Cassinetta resta centrale

Dal confronto al ministero è emersa la conferma della volontà aziendale di mantenere e sviluppare il sito di Cassinetta di Biandronno come polo strategico europeo.

Un elemento che i sindacati considerano importante, soprattutto in una fase delicata per il settore manifatturiero e per la filiera degli elettrodomestici.

Ma proprio mentre gli investimenti vengono ribaditi, restano criticità che le organizzazioni dei lavoratori chiedono di affrontare sul piano industriale e occupazionale.

Il nodo della cassa integrazione

A preoccupare è il fatto che, nonostante l’attuazione delle uscite concordate nell’accordo dello scorso anno, dentro gli stabilimenti continui a pesare il ricorso agli ammortizzatori sociali.

Secondo i referenti territoriali di FIOM, FIM-CISL e UILM, il rallentamento delle vendite resta il nodo di fondo.

Ed è proprio questo scenario ad aver spinto alla richiesta di un tavolo ministeriale non limitato al singolo caso aziendale, ma esteso all’intero comparto.

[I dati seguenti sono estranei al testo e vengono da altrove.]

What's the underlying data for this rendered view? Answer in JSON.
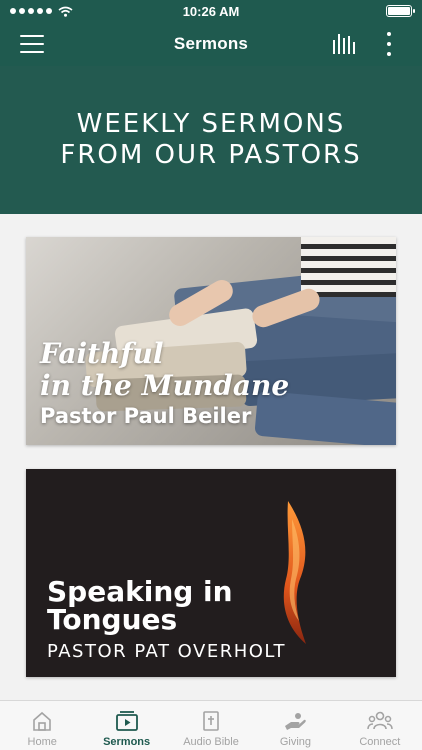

L’obiettivo dichiarato è consolidare la presenza industriale di Beko in Italia e costruire una strategia di prospettiva per il settore.

Pressione per nuove soluzioni

La richiesta al ministero punta ad aprire un confronto più ampio sulle politiche industriali per gli elettrodomestici, comparto che sconta trasformazioni produttive, concorrenza internazionale e una domanda ancora debole.

Parallelamente, sul territorio, i sindacati annunciano ulteriori confronti con l’azienda per affrontare nel merito organizzazione del lavoro e gestione della cassa integrazione.

Segno che, pur in presenza di conferme sugli investimenti, le preoccupazioni restano.

Una vertenza che guarda oltre Beko

La partita, nelle intenzioni sindacali, va oltre il perimetro aziendale.

Perché il timore è che le difficoltà di mercato non riguardino solo Beko Europe, ma un intero settore strategico per manifattura e occupazione.

Da qui la richiesta di un tavolo nazionale.

Non solo per gestire l’emergenza, ma per provare a disegnare una politica industriale. E per Cassinetta, questo passaggio potrebbe diventare decisivo.